İLAHİ AŞK

İlâhi sistemde; Âşık ve maşukun sureta varlığı olan Âdem ile Havva’dan itibaren, sevgililerin her biri ne kadar birbirlerine düşkün olsalar, muti olsalar, fedakâr ve vefakâr olsalar da fanidirler. İkisinden biri mutlaka ölür. Muhabbet-i İlâhide ise ölüm yoktur. Muhabbeti ilahi; yarattığı, var görünen her şeyi, sevgi ve muhabbetle sarmalamıştır. Bundan dolayı biz de mahlûku severiz, ama yaratanı unutacak kadar yaratığa güvenir ve bağlanırsak, sonu hüsrandır!

(Bu sevgi ve muhabbetin gücüyle) Enerji maddeye, madde enerjiye dönüşür!

Dünya, yer, gök, maddenin bütünü ile enerjiye dönüşmesine kıyamet denir. O enerji de tekrar başka bir maddeye dönüşür. Böyle devam eder; çekirdekten filize, filizden dala, daldan meyveye, meyveden toprağa düşmeye…

Mahlûkat ağacının, çekirdeği sevgidir. Âdem ağacının çekirdeği de bünyesinde taşıdığı binlerce tohumdur. Ana toprağına atıla atıla, ademiyet ormanı bugünkü mevcuduna vardı!

“Ben sana şahadet ederim”. Önce insana bunun için benlik verildi. Hatta kulun varlığındaki şah damarından ona Ben daha yakınım dedi Allah. ( Bu ayet, insanın Allah’ın varlığına şahadet ettiğini söyler)

Ey insan! Seveceksen, mevkili, varlıklı, hükmü olan, zevalli ve ölümlü olan bir insanı değil; yarattığı bin bir güzellikten baki olan güzel Allah’ı sev! Mükemmel olan, ancak Allah’tır.

Kul mükemmel olmaya değil, kâmil olmaya çalışmalıdır.

Kamil olmak istiyorsan, kapasitesi sınırlı olan mahlûktan değil, sonsuz ve vasi olan HALİK’ten iste!

Eğer bu hilkat âleminde korkar ve tedbirli olmak istersen, takdiri Huda’dan kork!

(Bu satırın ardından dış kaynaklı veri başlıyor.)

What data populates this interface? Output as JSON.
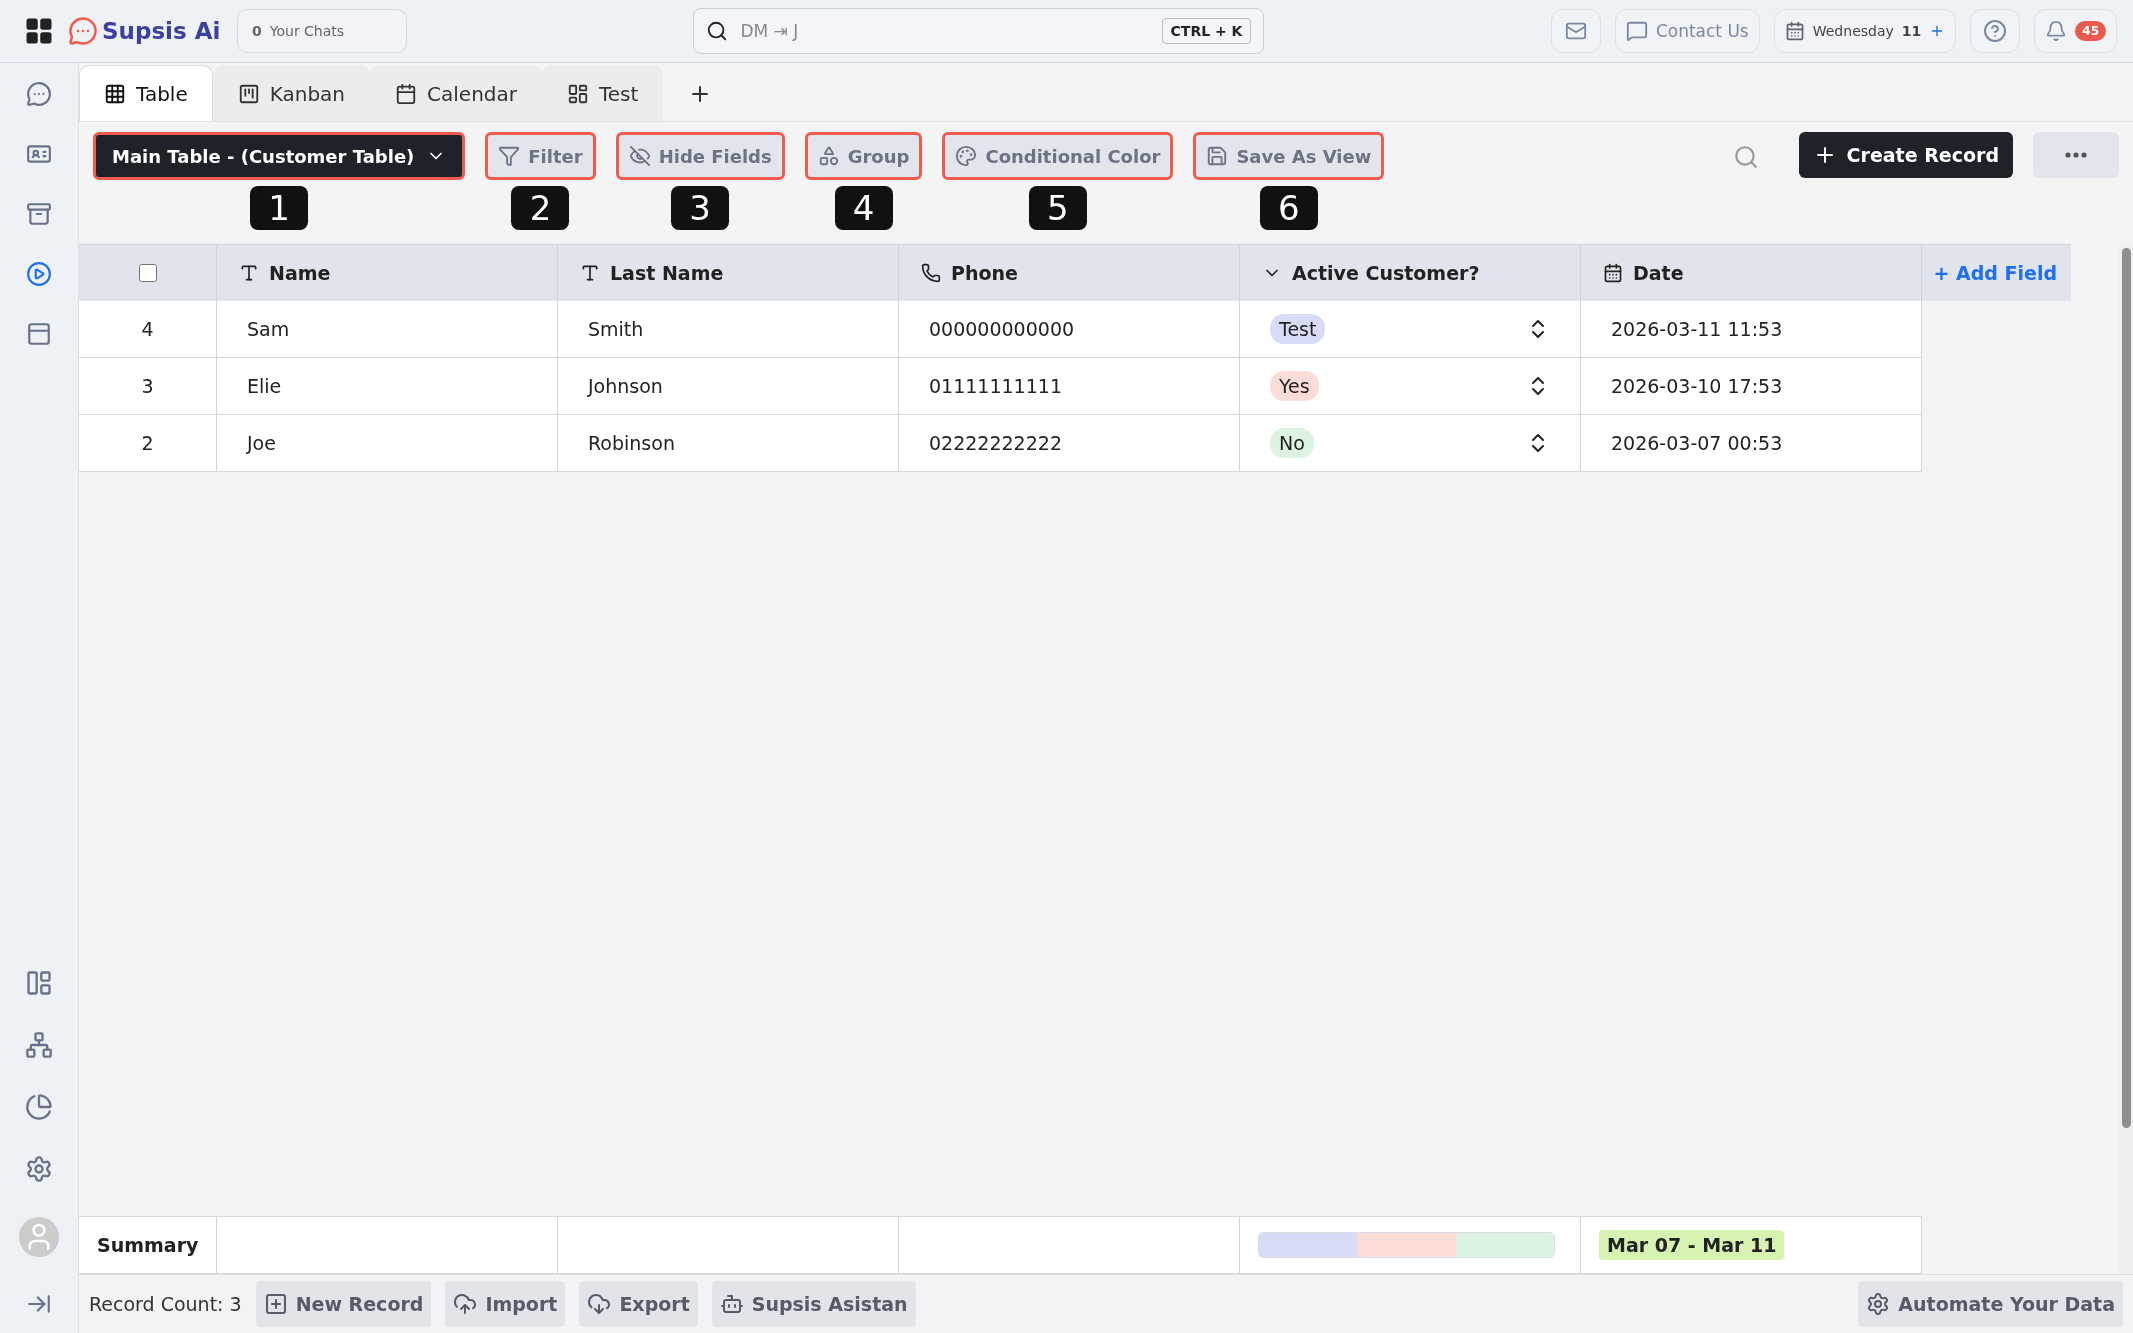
{
  "top_bar": {
    "logo": "Supsis Ai",
    "chats": {
      "count": "0",
      "label": "Your Chats"
    },
    "search": {
      "placeholder": "DM ⇥ J",
      "shortcut": "CTRL + K"
    },
    "contact": "Contact Us",
    "calendar": {
      "day": "Wednesday",
      "date": "11"
    },
    "notification_count": "45"
  },
  "sidebar": {
    "items": [
      {
        "selected": false
      },
      {
        "selected": false
      },
      {
        "selected": false
      },
      {
        "selected": true
      },
      {
        "selected": false
      }
    ]
  },
  "tabs": [
    {
      "label": "Table",
      "selected": true
    },
    {
      "label": "Kanban",
      "selected": false
    },
    {
      "label": "Calendar",
      "selected": false
    },
    {
      "label": "Test",
      "selected": false
    }
  ],
  "toolbar": {
    "view": "Main Table - (Customer Table)",
    "view_badge": "1",
    "buttons": [
      {
        "label": "Filter",
        "badge": "2"
      },
      {
        "label": "Hide Fields",
        "badge": "3"
      },
      {
        "label": "Group",
        "badge": "4"
      },
      {
        "label": "Conditional Color",
        "badge": "5"
      },
      {
        "label": "Save As View",
        "badge": "6"
      }
    ],
    "create": "Create Record"
  },
  "table": {
    "select_all": {
      "checked": false
    },
    "columns": [
      "Name",
      "Last Name",
      "Phone",
      "Active Customer?",
      "Date"
    ],
    "add_field": "+ Add Field",
    "rows": [
      {
        "index": "4",
        "name": "Sam",
        "last_name": "Smith",
        "phone": "000000000000",
        "active": {
          "label": "Test",
          "color": "#d8dbf6"
        },
        "date": "2026-03-11 11:53"
      },
      {
        "index": "3",
        "name": "Elie",
        "last_name": "Johnson",
        "phone": "01111111111",
        "active": {
          "label": "Yes",
          "color": "#fbdcd6"
        },
        "date": "2026-03-10 17:53"
      },
      {
        "index": "2",
        "name": "Joe",
        "last_name": "Robinson",
        "phone": "02222222222",
        "active": {
          "label": "No",
          "color": "#dcf2e3"
        },
        "date": "2026-03-07 00:53"
      }
    ],
    "summary": {
      "label": "Summary",
      "date_range": "Mar 07 - Mar 11"
    }
  },
  "footer": {
    "record_count": "Record Count: 3",
    "buttons": [
      "New Record",
      "Import",
      "Export",
      "Supsis Asistan"
    ],
    "automate": "Automate Your Data"
  }
}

Sığınacak bir yer istiyorsan, sınırlı olan mahlûktan değil, sığınacak yeri sonsuz olan Allah’a sığın!

Mahlûkatın içinde en üstün yaratık insandır. Ona verilen rütbelerin, en üstünü de ilimdir. İnsan bu bapta yüce yaratıldığı için; izafi ilimden İlm-i Billah’a varmalıdır.

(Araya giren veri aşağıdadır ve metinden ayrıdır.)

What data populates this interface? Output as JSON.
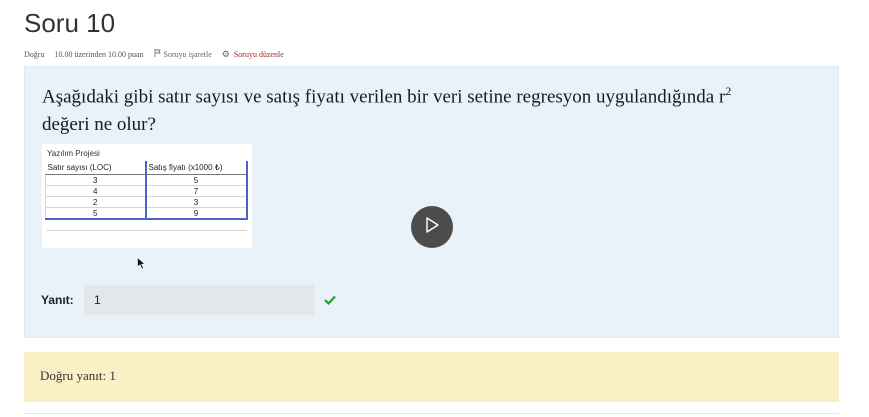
{
  "question": {
    "title": "Soru 10",
    "status": "Doğru",
    "score": "10.00 üzerinden 10.00 puan",
    "flag_label": "Soruyu işaretle",
    "edit_label": "Soruyu düzenle",
    "text": "Aşağıdaki gibi satır sayısı ve satış fiyatı verilen bir veri setine regresyon uygulandığında r",
    "text_sup": "2",
    "text_end": "değeri ne olur?"
  },
  "figure": {
    "title": "Yazılım Projesi",
    "headers": [
      "Satır sayısı (LOC)",
      "Satış fiyatı (x1000 ₺)"
    ],
    "rows": [
      [
        "3",
        "5"
      ],
      [
        "4",
        "7"
      ],
      [
        "2",
        "3"
      ],
      [
        "5",
        "9"
      ]
    ]
  },
  "answer": {
    "label": "Yanıt:",
    "value": "1"
  },
  "feedback": {
    "text": "Doğru yanıt: 1"
  },
  "colors": {
    "question_bg": "#e8f2f8",
    "feedback_bg": "#fbefc5",
    "edit_link": "#a3282f",
    "correct_check": "#2e9a35",
    "table_border": "#4a63c8"
  },
  "icons": {
    "flag": "flag-icon",
    "edit": "gear-icon",
    "correct": "check-icon",
    "play": "play-icon",
    "cursor": "mouse-cursor-icon"
  }
}
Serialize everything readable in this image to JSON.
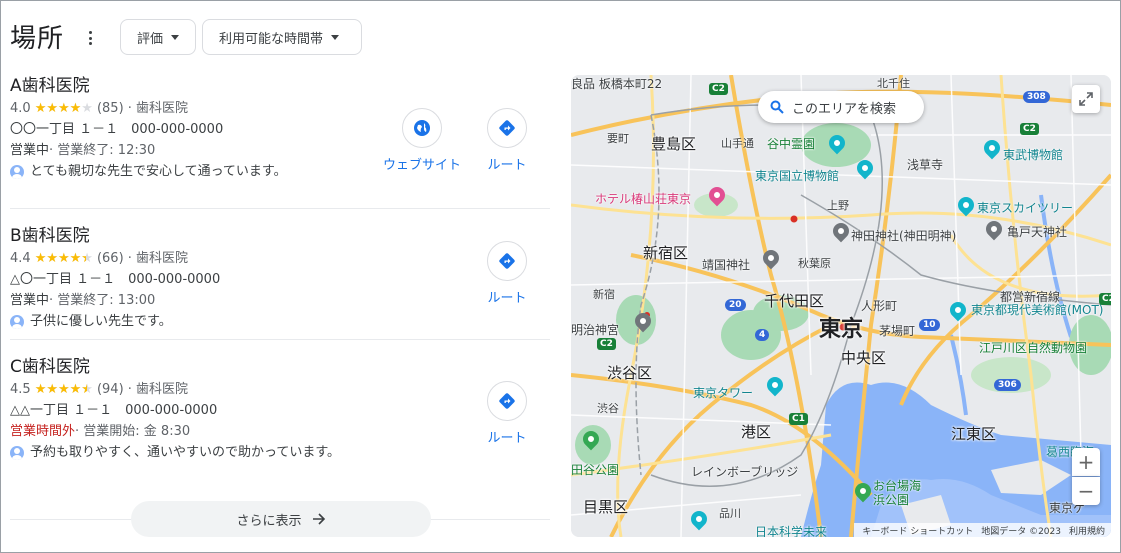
{
  "header": {
    "title": "場所",
    "filters": [
      {
        "label": "評価"
      },
      {
        "label": "利用可能な時間帯"
      }
    ]
  },
  "listings": [
    {
      "name": "A歯科医院",
      "rating": "4.0",
      "rating_value": 4.0,
      "reviews": "(85)",
      "category": "· 歯科医院",
      "address": "〇〇一丁目 １－１　000-000-0000",
      "status": "営業中",
      "hours": " · 営業終了: 12:30",
      "review": "とても親切な先生で安心して通っています。",
      "website_label": "ウェブサイト",
      "route_label": "ルート"
    },
    {
      "name": "B歯科医院",
      "rating": "4.4",
      "rating_value": 4.4,
      "reviews": "(66)",
      "category": "· 歯科医院",
      "address": "△〇一丁目 １－１　000-000-0000",
      "status": "営業中",
      "hours": " · 営業終了: 13:00",
      "review": "子供に優しい先生です。",
      "route_label": "ルート"
    },
    {
      "name": "C歯科医院",
      "rating": "4.5",
      "rating_value": 4.5,
      "reviews": "(94)",
      "category": "· 歯科医院",
      "address": "△△一丁目 １－１　000-000-0000",
      "status": "営業時間外",
      "hours": " · 営業開始: 金 8:30",
      "review": "予約も取りやすく、通いやすいので助かっています。",
      "route_label": "ルート"
    }
  ],
  "more_button": "さらに表示",
  "map": {
    "search_label": "このエリアを検索",
    "attribution": {
      "shortcuts": "キーボード ショートカット",
      "data": "地図データ ©2023",
      "terms": "利用規約"
    },
    "labels": {
      "toshima": "豊島区",
      "shinjuku": "新宿区",
      "chiyoda": "千代田区",
      "tokyo": "東京",
      "chuo": "中央区",
      "shibuya": "渋谷区",
      "minato": "港区",
      "koto": "江東区",
      "meguro": "目黒区",
      "itabashi": "良品 板橋本町22",
      "yanaka": "谷中霊園",
      "kokuritsu": "東京国立博物館",
      "hakubutsukan": "東武博物館",
      "asakusa": "浅草寺",
      "chinzanso": "ホテル椿山荘東京",
      "skytree": "東京スカイツリー",
      "kanda": "神田神社(神田明神)",
      "kameido": "亀戸天神社",
      "yasukuni": "靖国神社",
      "akihabara": "秋葉原",
      "ueno": "上野",
      "ningyocho": "人形町",
      "shinjuku_st": "新宿",
      "meiji": "明治神宮",
      "kayabacho": "茅場町",
      "toei": "都営新宿線",
      "mot": "東京都現代美術館(MOT)",
      "edogawa": "江戸川区自然動物園",
      "tower": "東京タワー",
      "shibuya_st": "渋谷",
      "rainbow": "レインボーブリッジ",
      "odaiba": "お台場海浜公園",
      "setagaya": "田谷公園",
      "shinagawa": "品川",
      "miraikan": "日本科学未来",
      "kasai": "葛西臨海",
      "tokyo_gate": "東京ゲ",
      "kitasenju": "北千住",
      "komagome": "要町",
      "yamanote": "山手通"
    }
  }
}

Bunun için insanoğlu, bu geçici hayatta öyle sıkıntılar çeker ki, Allah’ın “El KASİB” esmasından,

El BÂSİT” ferahlatıcı hususuna ulaşır. Bu yüzden yeryüzü dar gelmeğe başlar ki, bir gün terk edeceğimiz bu dünyaya fazla sarılmayalım diye. Ancak Allah” “ El VEDUD (sevgi) esması ile dünyayı yarattığı için biz de kendimizi ve dünyayı severiz. Bu dünya sevgi ve muhabbeti eninde sonunda âlemlerin Rabbine varmalıdır.

Ancak, sebeplere takılır kalırsak, sebepleri yaratan Maksadullaha varamayız!

Bütün tecelligâhtan maksat, aslımıza rücudur. Allah ne yarattıysa bu maksatla yaratmıştır. Yaratmamışsa böyle bir maksat yoktur.

Aslına rücu, Halik’ ten mahlûka, mahlûktan Halik’e dönüş aşkıdır.